9 – “Everything Ends” ovviamente abbiamo abbandonato l’ottimismo e ci siamo rituffati nella realtà che con un titolo così diretto anche il testo non sarebbe potuto essere altrimenti, e si ritorna molto allo stile tipico del loro primo album “All Our Kings Our Dead” (compratelo, è davvero una figata — ve lo ordina Gabe) e non chiedetemi il perché ma mi ricorda i Muse, detto questo odiatemi pure. 10 – “Interludes” traccia interamente strumentale e in quanto tale è inutile annoiarvi scrivendo robe random, dovreste semplicemente digitare “Interludes – Young Guns” su YouTube e ascoltarla per poi automaticamente comprare il cd, è un qualcosa che succede istintivamente quindi fatelo perché è tempo di crisi anche per i musicisti. Non siate insensibili, su.
11 e 12 – “Headlights” e “Broadfields” è doveroso parlarne assieme in quanto la band ha espressamente dichiarato di essersi ispirata ai Radiohead per queste due tracce finali, per distinguere quest’album dal precedente lavoro e ci hanno alquanto azzeccato visto che mi sbilancio e dico che sono assolutamente le loro due migliori tracce fino ad ora.
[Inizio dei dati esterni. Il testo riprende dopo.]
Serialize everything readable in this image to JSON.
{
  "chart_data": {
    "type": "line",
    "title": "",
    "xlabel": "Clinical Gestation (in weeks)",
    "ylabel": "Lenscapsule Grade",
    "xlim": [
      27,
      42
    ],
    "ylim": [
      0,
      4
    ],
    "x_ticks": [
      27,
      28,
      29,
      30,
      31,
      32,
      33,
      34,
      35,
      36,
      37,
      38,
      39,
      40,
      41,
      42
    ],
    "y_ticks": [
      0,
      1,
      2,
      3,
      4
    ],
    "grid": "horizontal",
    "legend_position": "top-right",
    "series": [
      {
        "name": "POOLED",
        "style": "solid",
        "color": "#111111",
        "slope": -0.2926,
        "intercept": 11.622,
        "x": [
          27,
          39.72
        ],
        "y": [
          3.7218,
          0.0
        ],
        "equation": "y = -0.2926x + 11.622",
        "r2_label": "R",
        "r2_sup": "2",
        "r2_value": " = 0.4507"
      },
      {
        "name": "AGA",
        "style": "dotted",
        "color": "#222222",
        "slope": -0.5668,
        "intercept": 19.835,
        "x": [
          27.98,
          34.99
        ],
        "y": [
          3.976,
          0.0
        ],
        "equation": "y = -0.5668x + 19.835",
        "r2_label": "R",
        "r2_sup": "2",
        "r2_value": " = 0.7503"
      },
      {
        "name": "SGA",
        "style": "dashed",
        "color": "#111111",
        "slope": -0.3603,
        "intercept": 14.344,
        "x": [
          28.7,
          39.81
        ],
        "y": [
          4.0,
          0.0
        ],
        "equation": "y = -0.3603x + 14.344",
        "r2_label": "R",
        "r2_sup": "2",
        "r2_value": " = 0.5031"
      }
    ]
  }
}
E bravi ragazzi.
Per la vostra più profonda tristezza le tracce sono finite e così termina la nostra avventura assieme ad una band che è passata dal vendere in prima persona il loro album fuori dall’Alcatraz di Milano all’aprire i concerti di (/dei – come meglio preferite) Bon Jovi. Non male, dai. Poi voi maschietti immagino non potreste resistere alla copertina dell’album, quindi vi aspetta. Fate i ribelli (cit.) e regalate al/la vostro/a moroso/a questo cd per San Valentino, meglio musica che cioccolatini, la prima non fa sicuramente ingrassare.